Wir tauchen ein in den letzten zauberhaften Abschnitt, wo alles voller Moos ist und überall große Farne wachsen. Und noch einmal Treppen, Treppen ohne Ende. Mir tun die Beine so weh, dass ich nicht weiß, wie ich diese Stufen bewältigen soll. Lethargisch setze ich einen Fuß vor den anderen. Mit letzter Kraft kommen wir nach 6 1/2 Stunden Marsch am Ketetahi Parkplatz an, wo wir fröhlich von Sophia, meiner Mutter und Thomas erwartet werden. Wir sind insgesamt 21 km gelaufen.

Geschafft aber glücklich.
Geschafft aber glücklich.

Dieser Track ist unbeschreiblich schön. Noch niemals habe ich eine derartige Landschaft gesehen. Überwältigend, einmalig, abenteuerlich, gespenstisch. Kein Wunder, dass es eine der Kulissen im Film „Herr der Ringe“ war.

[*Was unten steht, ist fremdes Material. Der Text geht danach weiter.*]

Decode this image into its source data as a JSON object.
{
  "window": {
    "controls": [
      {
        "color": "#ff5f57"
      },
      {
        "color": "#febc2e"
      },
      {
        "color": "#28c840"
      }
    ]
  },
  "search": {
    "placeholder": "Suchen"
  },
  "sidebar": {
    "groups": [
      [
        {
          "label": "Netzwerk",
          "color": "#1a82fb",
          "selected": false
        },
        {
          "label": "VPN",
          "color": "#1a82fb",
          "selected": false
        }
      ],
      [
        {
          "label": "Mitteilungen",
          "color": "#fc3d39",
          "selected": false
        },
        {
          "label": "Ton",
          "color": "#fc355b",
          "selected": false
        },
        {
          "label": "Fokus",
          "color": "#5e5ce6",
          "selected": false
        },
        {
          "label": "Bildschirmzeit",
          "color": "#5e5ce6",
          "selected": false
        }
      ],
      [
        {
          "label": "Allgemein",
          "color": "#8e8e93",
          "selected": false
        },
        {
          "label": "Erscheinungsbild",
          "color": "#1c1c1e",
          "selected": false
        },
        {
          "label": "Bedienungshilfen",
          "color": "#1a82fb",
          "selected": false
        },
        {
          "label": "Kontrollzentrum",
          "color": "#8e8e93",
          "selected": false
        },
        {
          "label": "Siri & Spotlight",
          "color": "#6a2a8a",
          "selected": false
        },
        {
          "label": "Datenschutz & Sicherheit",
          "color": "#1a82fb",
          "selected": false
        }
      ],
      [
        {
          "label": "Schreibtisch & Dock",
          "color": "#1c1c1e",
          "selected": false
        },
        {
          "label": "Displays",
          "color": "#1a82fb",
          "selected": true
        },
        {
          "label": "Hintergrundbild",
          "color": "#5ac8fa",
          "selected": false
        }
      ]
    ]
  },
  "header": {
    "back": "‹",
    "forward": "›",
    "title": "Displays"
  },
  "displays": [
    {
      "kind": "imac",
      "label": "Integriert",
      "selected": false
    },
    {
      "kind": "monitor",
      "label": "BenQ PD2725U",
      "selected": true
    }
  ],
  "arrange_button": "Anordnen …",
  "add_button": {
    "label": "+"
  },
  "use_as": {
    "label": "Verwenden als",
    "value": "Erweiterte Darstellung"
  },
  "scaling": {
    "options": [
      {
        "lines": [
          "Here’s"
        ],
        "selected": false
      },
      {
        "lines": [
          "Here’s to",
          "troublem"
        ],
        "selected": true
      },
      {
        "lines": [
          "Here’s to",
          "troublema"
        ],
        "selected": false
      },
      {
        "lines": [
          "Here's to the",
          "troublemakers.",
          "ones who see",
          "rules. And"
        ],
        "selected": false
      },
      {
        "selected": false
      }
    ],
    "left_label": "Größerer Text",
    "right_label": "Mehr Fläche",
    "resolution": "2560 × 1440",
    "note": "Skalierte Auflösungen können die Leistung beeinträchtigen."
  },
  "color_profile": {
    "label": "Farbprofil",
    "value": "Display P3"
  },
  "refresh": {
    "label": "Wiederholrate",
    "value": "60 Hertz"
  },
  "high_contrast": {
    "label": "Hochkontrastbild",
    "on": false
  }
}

Wir hatten auch super Glück mit dem Wetter.

Wenn du den Tongariro Alpine Crossing Track laufen willst, empfehle ich dir dringend, auf ausreichend Wasservorräte und Sonnenschutz zu achten, denn du befindest dich im Vulkangelände ohne schattenspendende Bäume. Und das Ganze ist eine Hochgebirgswanderung, also vergiss die Schlappen und ziehe ordentliche feste Schuhe an. Deine Knöchel und Füße danken es dir.

Und nun lauf los. Die Strecke ist von atemberaubender Schönheit. Sie bekommt von mir das Prädikat: Absolut empfehlenswert, ein Muss für Neuseeland-Urlauber.

Beim Forellen füttern will jede das beste Häppchen
Beim Forellen füttern will jede das beste Häppchen

Hier schreibt Elvira:
Sophia, Thomas und ich haben uns bei den Fischen vergnügt. Südlich von Turangi befindet sich das Tongariro National Trout Center, wo wir uns bei einem Spaziergang ausführlich über Forellen informiert haben. Sophia hatte viel Spaß beim Füttern, weil es immer ein wildes Gerangel gab. Die Gegend ist ein Paradies für Forellenangler sowohl in den umliegenden Seen als auch an der Mündung des Waitahanui River gibt es Unmengen davon.